I tried to separate the RHS to $\displaystyle{\zeta^2(s)}=\sum_{n=0}^{\infty} \frac{u* u(n)}{n^s}=\sum_{n=0}^{\infty} \frac{d(n)}{n^s}$ which obtained by the dirichlet sum of $\zeta (s)$ and $\dfrac{\zeta(s)}{\zeta(2s)}$ which I tried to simplify by Euler Product formula but it didnt came up to something.
Could you please help me find a way of handling that?

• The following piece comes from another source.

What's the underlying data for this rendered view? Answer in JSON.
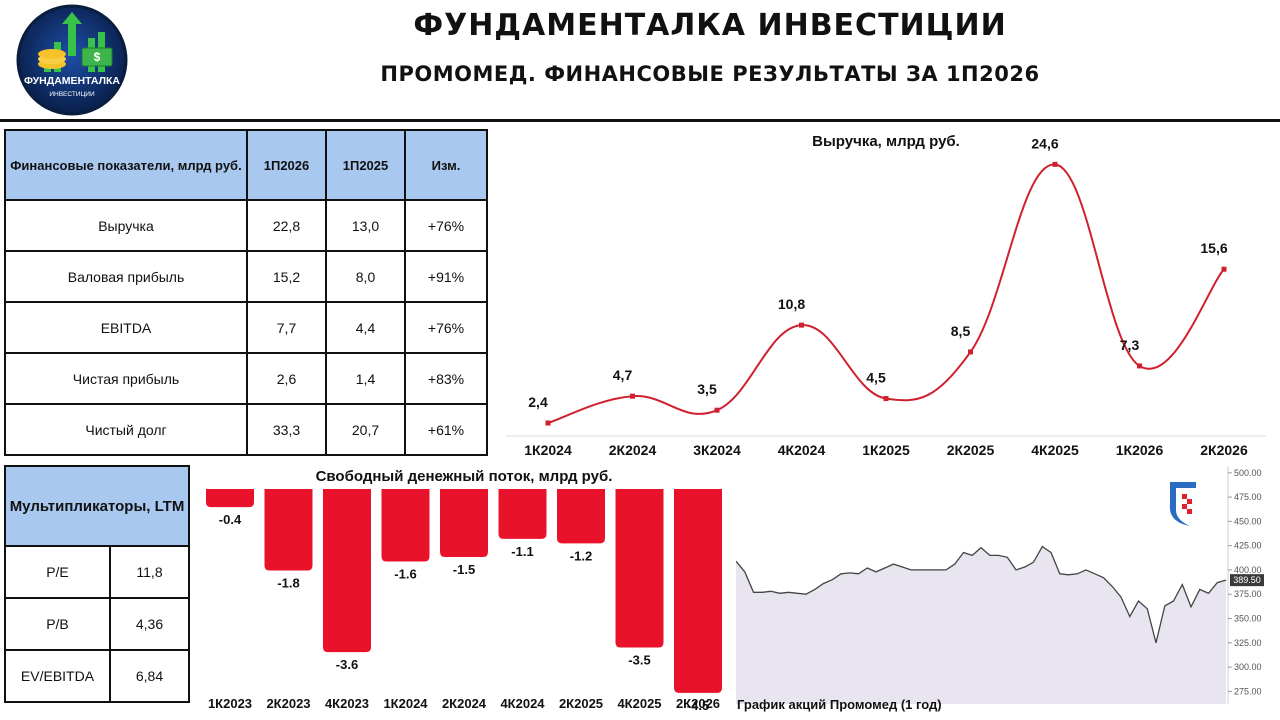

The Euler product of $\zeta(s)^3/\zeta(2s)$ is $$\frac{\zeta(s)^3}{\zeta(2s)} = \prod_p \frac{1-p^{-2s}}{(1-p^{-s})^3} = \prod_p \frac{1+p^{-s}}{(1-p^{-s})^2}.$$ But $$\frac{1+p^{-s}}{(1-p^{-s})^2} = \sum_{k=0}^n (2k+1)p^{-ks} = \sum_{k=0}^n d(p^{2k})p^{-ks}.$$ Since $d$ is multiplicative, you should be able to conclude.